When I saw how many HR he had last year, my first thought was of course, “but he probably hit 23 in Texas, right?” Surprisingly, no. He hit 12 of the 25 on the road, but overall was a far better player away from Arlington, putting up an OPS of .802 on the road vs. just .674 at home. More importantly, check out his career split against LH/RH pitchers:
Career vs. LHP: .229/.278/.378 .656
Career vs. RHP: .285/.348/.498 .847
The man, clearly cannot hit lefties at all. But so what? You’ve got a nearly 100% right-handed bench for that. If he never once faces a lefty all season, all the better – let him pound on all the righties who would otherwise feast on Carroll, Johnson, or Belliard.
As for his defense, it’s not pretty. He’s a terrible third baseman, and average at best at first. But that’s not why you bring him in, because he’s your 3rd option at best at each of those positions. You bring him in because he can provide lefty power off the bench at a minimum price, which is something you simply do not have right now.
Over at FanGraphs, guys who are way smarter than me see Blalock’s flaws but acknowledge his usefulness, particularly in comparing him to Eric Hinske, a player who was tops on my list of possible lefty acquisitions last week:
*As an aside, Blalock bears resemblance to a certain other left-handed former third baseman. One who I’ve mentioned far too much this week already, but here we go again. Blalock stacks up pretty well to Eric Hinske. Check out how they match up across the WAR components since 2002:
So Hinske played positions of less defensive importance, but played them better. He also played a little less and hit a little better.

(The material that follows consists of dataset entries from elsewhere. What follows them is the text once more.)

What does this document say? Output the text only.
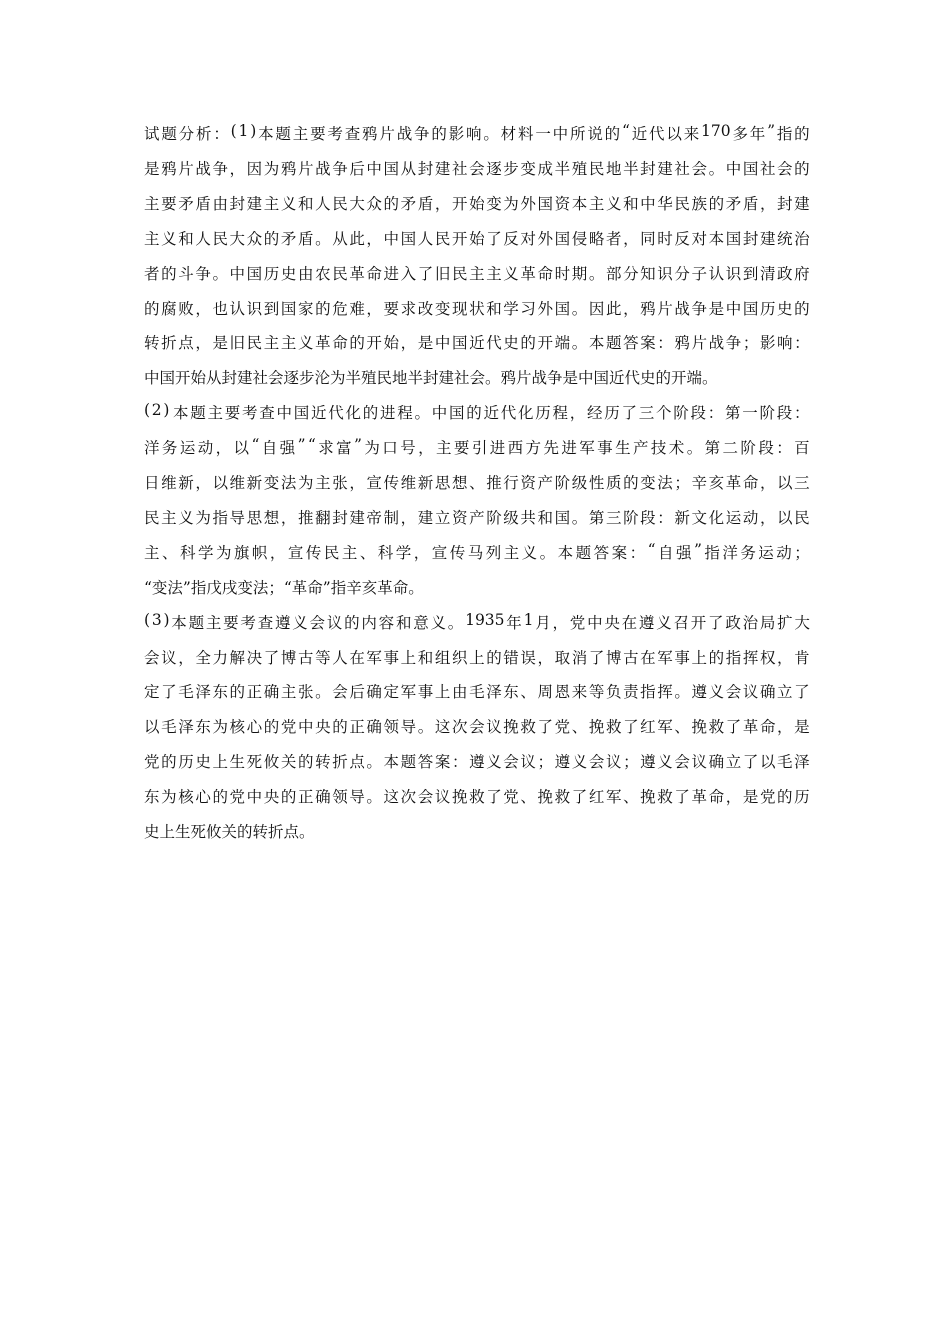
试 题 分 析 ： ( 1 ) 本 题 主 要 考 查 鸦 片 战 争 的 影 响 。 材 料 一 中 所 说 的 “ 近 代 以 来 170 多 年 ” 指 的
是 鸦 片 战 争 ， 因 为 鸦 片 战 争 后 中 国 从 封 建 社 会 逐 步 变 成 半 殖 民 地 半 封 建 社 会 。 中 国 社 会 的
主 要 矛 盾 由 封 建 主 义 和 人 民 大 众 的 矛 盾 ， 开 始 变 为 外 国 资 本 主 义 和 中 华 民 族 的 矛 盾 ， 封 建
主 义 和 人 民 大 众 的 矛 盾 。 从 此 ， 中 国 人 民 开 始 了 反 对 外 国 侵 略 者 ， 同 时 反 对 本 国 封 建 统 治
者 的 斗 争 。 中 国 历 史 由 农 民 革 命 进 入 了 旧 民 主 主 义 革 命 时 期 。 部 分 知 识 分 子 认 识 到 清 政 府
的 腐 败 ， 也 认 识 到 国 家 的 危 难 ， 要 求 改 变 现 状 和 学 习 外 国 。 因 此 ， 鸦 片 战 争 是 中 国 历 史 的
转 折 点 ， 是 旧 民 主 主 义 革 命 的 开 始 ， 是 中 国 近 代 史 的 开 端 。 本 题 答 案 ： 鸦 片 战 争 ； 影 响 ：
中国开始从封建社会逐步沦为半殖民地半封建社会。鸦片战争是中国近代史的开端。
( 2 ) 本 题 主 要 考 查 中 国 近 代 化 的 进 程 。 中 国 的 近 代 化 历 程 ， 经 历 了 三 个 阶 段 ： 第 一 阶 段 ：
洋 务 运 动 ， 以 “ 自 强 ” “ 求 富 ” 为 口 号 ， 主 要 引 进 西 方 先 进 军 事 生 产 技 术 。 第 二 阶 段 ： 百
日 维 新 ， 以 维 新 变 法 为 主 张 ， 宣 传 维 新 思 想 、 推 行 资 产 阶 级 性 质 的 变 法 ； 辛 亥 革 命 ， 以 三
民 主 义 为 指 导 思 想 ， 推 翻 封 建 帝 制 ， 建 立 资 产 阶 级 共 和 国 。 第 三 阶 段 ： 新 文 化 运 动 ， 以 民
主 、 科 学 为 旗 帜 ， 宣 传 民 主 、 科 学 ， 宣 传 马 列 主 义 。 本 题 答 案 ： “ 自 强 ” 指 洋 务 运 动 ；
“变法”指戊戌变法；“革命”指辛亥革命。
( 3 ) 本 题 主 要 考 查 遵 义 会 议 的 内 容 和 意 义 。 1935 年 1 月 ， 党 中 央 在 遵 义 召 开 了 政 治 局 扩 大
会 议 ， 全 力 解 决 了 博 古 等 人 在 军 事 上 和 组 织 上 的 错 误 ， 取 消 了 博 古 在 军 事 上 的 指 挥 权 ， 肯
定 了 毛 泽 东 的 正 确 主 张 。 会 后 确 定 军 事 上 由 毛 泽 东 、 周 恩 来 等 负 责 指 挥 。 遵 义 会 议 确 立 了
以 毛 泽 东 为 核 心 的 党 中 央 的 正 确 领 导 。 这 次 会 议 挽 救 了 党 、 挽 救 了 红 军 、 挽 救 了 革 命 ， 是
党 的 历 史 上 生 死 攸 关 的 转 折 点 。 本 题 答 案 ： 遵 义 会 议 ； 遵 义 会 议 ； 遵 义 会 议 确 立 了 以 毛 泽
东 为 核 心 的 党 中 央 的 正 确 领 导 。 这 次 会 议 挽 救 了 党 、 挽 救 了 红 军 、 挽 救 了 革 命 ， 是 党 的 历
史上生死攸关的转折点。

You can’t get Eric Hinske right now, yet you can pick up Blalock – who’s still only 29, and whose top comparable at baseball-reference is actually Casey Blake – for absolutely nothing. Blalock’s got a lot working against him, I admit. But if you realize what he can do very well (crush righties), and don’t put him in the situations he’s terrible at (hitting lefties or wearing a glove) more than you absolutely have to, he can be a fantastically undervalued pickup for a team who desperately needs one. If that means having to cut ties with Nick Green, Garret Anderson, or Ronnie Belliard, then so be it.